The public exchanges are intended to serve as new marketplaces to purchase qualified health plans, so individuals can satisfy the individual mandate, and certain companies can satisfy the shared-responsibility mandate, both of which become effective in 2014. Individuals and companies alike are beginning to evaluate their current health insurance situation, in light of the new mandates. However, until the new public exchanges are created, it is difficult to do a complete analysis.
In addition, under a new disclosure mandate, effective March 1, 2013, employers will be required to provide notice to its employees of how the public exchanges will work. But again, until the exchanges are created, complying with this new disclosure mandate will be challenging, to say the least.
While some states have said they will not create an exchange (thereby forcing the federal government to establish an exchange for such a state’s residents), and others have said they are just now beginning to look into creating an exchange, Governor Dayton has announced the creation of a new state agency in Minnesota, which will be responsible for creating an exchange in Minnesota. Until now, much of the responsibility fell on the Commerce Department. But now the new agency will be headed up by Minnesota Management and Budget Commissioner James Showalter.
Takeaway: This is an important development for Minnesota’s health care reform efforts, as it shows a definite intent to create an exchange in Minnesota, and it provides a resource for individuals and employers as they try to learn more about how the public exchange option will work in Minnesota. In addition, Minnesota residents and employers can check out a new website that is intended to provide the most updated information on Minnesota’s health care reform efforts. The website can be found at www.mn.gov/health-reform. This website is intended to provide a state resource similar to the resource that is available to keep abreast of the federal government’s health care reform efforts, at http://www.healthcare.gov/.
What Should Plan Administrators Do While Waiting For The Supreme Court To Rule on the Health Care Reform Law?
The speculation as to how the U.S. Supreme Court will decide in the case of the Department of Health and Human Services vs. Florida has begun. At issue, of course, is whether the health care reform law that was enacted in 2010 is constitutional. While many in the United States are anxiously awaiting the Supreme Court’s decision, expected later this summer, group health plan administrators are advised to keep working on provisions of the law that are currently effective, or that will become effective in the near future.

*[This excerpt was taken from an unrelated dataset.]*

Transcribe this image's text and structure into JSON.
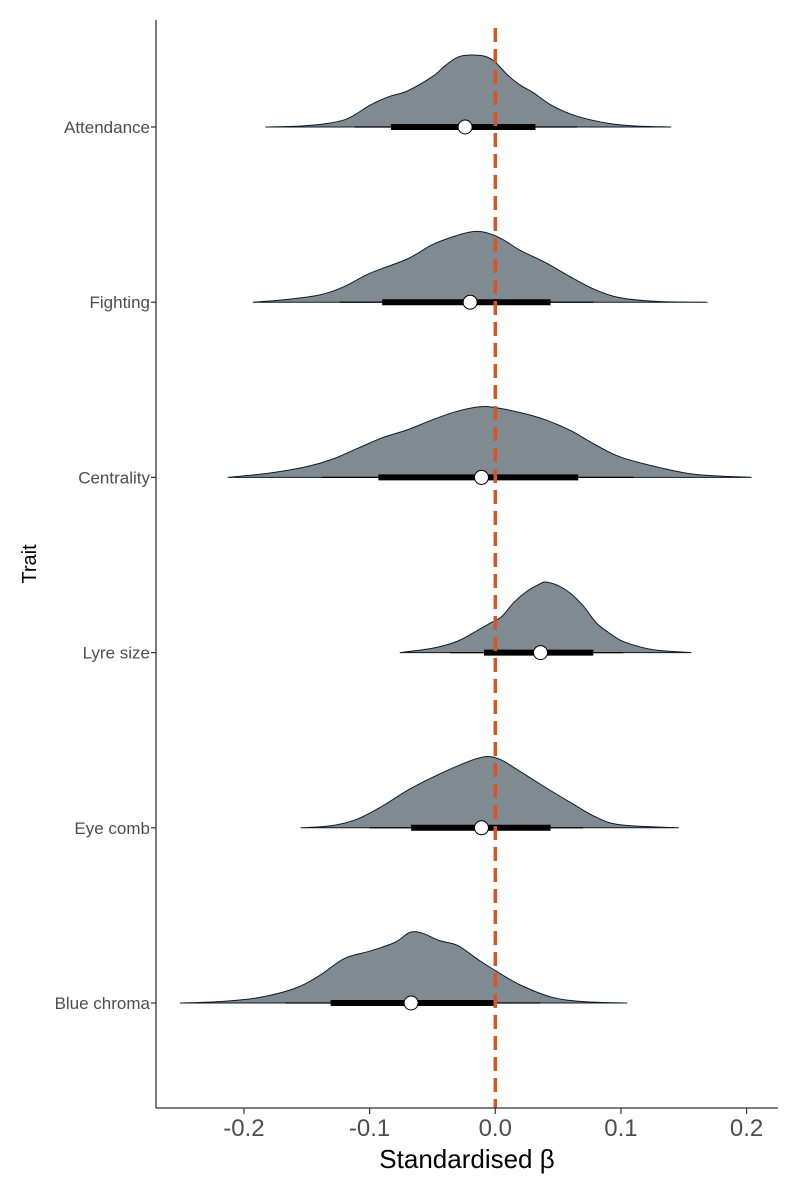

Rather than waiting on the sidelines, plan administrators should continue to work on the following:
- The Summary of Benefits and Coverage requirement is generally effective on or after September 23, 2012.

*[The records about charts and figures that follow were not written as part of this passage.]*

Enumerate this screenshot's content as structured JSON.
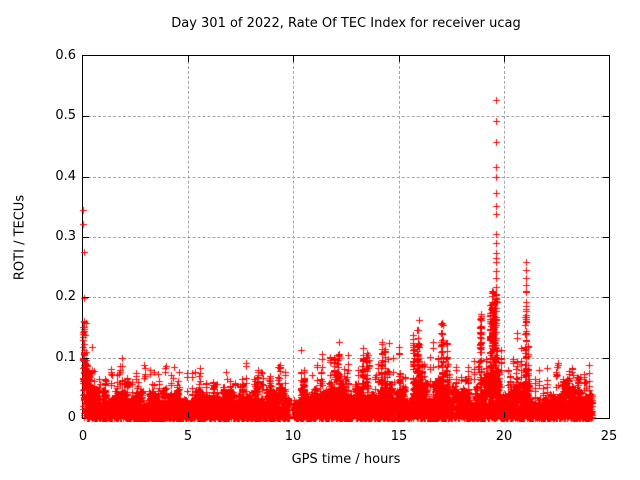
{
  "window": {
    "background": "#ffffff",
    "text_color": "#000000"
  },
  "chart_data": {
    "type": "scatter",
    "title": "Day 301 of 2022, Rate Of TEC Index for receiver ucag",
    "xlabel": "GPS time / hours",
    "ylabel": "ROTI / TECUs",
    "xlim": [
      0,
      25
    ],
    "ylim": [
      0,
      0.6
    ],
    "xticks": [
      0,
      5,
      10,
      15,
      20,
      25
    ],
    "yticks": [
      0,
      0.1,
      0.2,
      0.3,
      0.4,
      0.5,
      0.6
    ],
    "xtick_labels": [
      "0",
      "5",
      "10",
      "15",
      "20",
      "25"
    ],
    "ytick_labels": [
      "0",
      "0.1",
      "0.2",
      "0.3",
      "0.4",
      "0.5",
      "0.6"
    ],
    "grid": "dashed",
    "grid_color": "#a8a8a8",
    "axis_color": "#000000",
    "marker": {
      "shape": "plus",
      "color": "#ff0000",
      "size": 7
    },
    "data_time_range": [
      0,
      24.2
    ],
    "data_gap_hours": [
      9.78,
      10.03
    ],
    "band_step_hours": 0.5,
    "band_top": [
      0.12,
      0.05,
      0.05,
      0.058,
      0.05,
      0.046,
      0.046,
      0.05,
      0.046,
      0.055,
      0.042,
      0.05,
      0.05,
      0.042,
      0.055,
      0.042,
      0.05,
      0.055,
      0.06,
      0.055,
      0.042,
      0.06,
      0.05,
      0.055,
      0.075,
      0.065,
      0.06,
      0.07,
      0.055,
      0.06,
      0.07,
      0.055,
      0.085,
      0.055,
      0.09,
      0.055,
      0.055,
      0.05,
      0.07,
      0.12,
      0.04,
      0.065,
      0.09,
      0.04,
      0.05,
      0.05,
      0.07,
      0.06,
      0.05,
      0.045
    ],
    "spikes": [
      [
        0.03,
        0.16
      ],
      [
        0.15,
        0.09
      ],
      [
        0.35,
        0.075
      ],
      [
        1.05,
        0.065
      ],
      [
        1.6,
        0.072
      ],
      [
        2.1,
        0.066
      ],
      [
        2.6,
        0.06
      ],
      [
        3.3,
        0.056
      ],
      [
        4.5,
        0.062
      ],
      [
        5.5,
        0.056
      ],
      [
        6.2,
        0.055
      ],
      [
        7.0,
        0.062
      ],
      [
        7.6,
        0.055
      ],
      [
        8.3,
        0.08
      ],
      [
        8.9,
        0.07
      ],
      [
        9.3,
        0.085
      ],
      [
        10.5,
        0.08
      ],
      [
        11.3,
        0.076
      ],
      [
        11.95,
        0.1
      ],
      [
        12.1,
        0.104
      ],
      [
        12.55,
        0.075
      ],
      [
        13.3,
        0.116
      ],
      [
        13.5,
        0.108
      ],
      [
        14.2,
        0.126
      ],
      [
        14.35,
        0.115
      ],
      [
        15.05,
        0.075
      ],
      [
        15.7,
        0.138
      ],
      [
        15.9,
        0.146
      ],
      [
        16.1,
        0.09
      ],
      [
        17.05,
        0.158
      ],
      [
        17.3,
        0.125
      ],
      [
        18.3,
        0.07
      ],
      [
        18.9,
        0.172
      ],
      [
        19.35,
        0.187
      ],
      [
        19.45,
        0.21
      ],
      [
        19.55,
        0.19
      ],
      [
        19.63,
        0.217
      ],
      [
        20.3,
        0.07
      ],
      [
        20.6,
        0.075
      ],
      [
        21.05,
        0.21
      ],
      [
        21.15,
        0.12
      ],
      [
        22.8,
        0.065
      ],
      [
        23.1,
        0.078
      ],
      [
        23.5,
        0.068
      ],
      [
        23.9,
        0.06
      ]
    ],
    "outliers": [
      [
        0.02,
        0.345
      ],
      [
        0.02,
        0.322
      ],
      [
        0.03,
        0.275
      ],
      [
        0.03,
        0.199
      ],
      [
        19.63,
        0.527
      ],
      [
        19.62,
        0.493
      ],
      [
        19.63,
        0.457
      ],
      [
        19.64,
        0.416
      ],
      [
        19.63,
        0.399
      ],
      [
        19.63,
        0.373
      ],
      [
        19.62,
        0.352
      ],
      [
        19.64,
        0.338
      ],
      [
        19.63,
        0.305
      ],
      [
        19.63,
        0.29
      ],
      [
        19.64,
        0.274
      ],
      [
        19.62,
        0.265
      ],
      [
        19.63,
        0.259
      ],
      [
        19.63,
        0.243
      ],
      [
        19.64,
        0.232
      ],
      [
        21.05,
        0.258
      ],
      [
        21.07,
        0.246
      ],
      [
        21.05,
        0.232
      ],
      [
        21.06,
        0.22
      ],
      [
        18.9,
        0.172
      ],
      [
        18.9,
        0.162
      ],
      [
        18.91,
        0.152
      ],
      [
        18.89,
        0.143
      ],
      [
        18.9,
        0.133
      ],
      [
        18.91,
        0.124
      ],
      [
        18.9,
        0.115
      ]
    ],
    "seed": 1234567
  }
}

- W-2 reporting of the cost of employer provided health insurance coverage is required for 2012 Form W-2s.
- The $2,500 health flexible spending account limit becomes effective as of January 1, 2013, which affects plan years beginning after January 1, 2012.
Takeaway: While watching the news and listening to all the coverage surrounding the debate regarding the constitutionality of the health care reform law may be interesting, group health plan administrators are advised to continue implementing its provisions, as they become effective, at least until the U.S. Supreme Court issues its opinion in this landmark case.